10.
Le long d’une rue de Dunkerque parallèle au port de plaisance, une Fiat au bout du rouleau stoppa dans un étranglement de freins.
— S’il te plaît !
Des torsades claires évadées d’un bonnet en laine voletaient dans l’air salin. Sous cette blondeur clairsemée, seuls deux petits yeux s’échappaient d’une écharpe serrée par les soins d’une main protectrice. Une main de maman soucieuse.
— Oui madame ?
La conductrice montra par la fenêtre ouverte un sac bondé de jouets.
— Je compte amener tous ces cadeaux à l’hôpital Herbeaux pour le Noël des enfants, mais je suis complètement perdue dans cette grande ville. Je viens de loin ! Tu pourrais m’indiquer la route ?
Eléonore, treize ans, ajusta la bretelle de son sac à dos et s’approcha au bord du trottoir. À peine seize heures vingt et la nuit tombait déjà. Au retour de la pharmacie, il lui faudrait accélérer pour ne pas inquiéter la famille.
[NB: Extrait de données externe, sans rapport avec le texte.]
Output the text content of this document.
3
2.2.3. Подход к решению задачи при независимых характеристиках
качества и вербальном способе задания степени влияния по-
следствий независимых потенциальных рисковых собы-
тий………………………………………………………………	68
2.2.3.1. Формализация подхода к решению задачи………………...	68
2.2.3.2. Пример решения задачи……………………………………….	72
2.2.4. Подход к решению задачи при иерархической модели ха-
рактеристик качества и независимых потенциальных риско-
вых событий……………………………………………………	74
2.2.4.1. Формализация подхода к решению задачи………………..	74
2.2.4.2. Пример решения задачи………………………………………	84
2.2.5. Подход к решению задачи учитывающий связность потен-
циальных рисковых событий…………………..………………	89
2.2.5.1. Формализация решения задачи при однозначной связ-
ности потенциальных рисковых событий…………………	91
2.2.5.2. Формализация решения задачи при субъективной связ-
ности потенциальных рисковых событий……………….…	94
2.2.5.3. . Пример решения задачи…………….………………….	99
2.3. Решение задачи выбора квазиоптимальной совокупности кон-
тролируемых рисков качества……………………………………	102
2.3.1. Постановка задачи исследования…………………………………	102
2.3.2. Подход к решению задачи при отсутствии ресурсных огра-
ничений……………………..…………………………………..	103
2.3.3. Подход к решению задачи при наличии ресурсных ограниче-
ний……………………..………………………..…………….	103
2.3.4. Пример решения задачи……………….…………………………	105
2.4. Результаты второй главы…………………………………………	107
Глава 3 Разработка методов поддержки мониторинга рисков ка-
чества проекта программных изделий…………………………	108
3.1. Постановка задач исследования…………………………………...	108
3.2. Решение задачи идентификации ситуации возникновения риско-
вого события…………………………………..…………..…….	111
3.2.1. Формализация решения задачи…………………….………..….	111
— C’est pas très loin d’ici, mais je sais pas trop comment vous expliquer. Il faut reprendre la direction du centre-ville, longer le port et après je crois que c’est indiqué. Vous savez, j’y vais souvent à l’hôpital. Les enfants vont être contents pour les jouets !
Le sourire franc de la femme disparut brusquement derrière une carte lorsqu’un couple enlacé parvint à sa hauteur. Elle dit, le souffle court :
— Les plans routiers, je n’y comprends absolument rien ! A25, RN252, du chinois ! Et puis tu sais, mes yeux ne sont plus tout jeunes ! On fait un pacte ? Tu grimpes dans la voiture, tu m’indiques où se trouve l’hôpital, je cours déposer ces superbes jouets à l’accueil et après je t’emmène à bon port. En cadeau, pour te remercier, je t’offre le gros Marsupilami qui est dans mon coffre. Tu es un peu grande pour la peluche, mais tu as bien un petit frère ou une petite sœur ? Cela ferait un très joli cadeau pour son Noël !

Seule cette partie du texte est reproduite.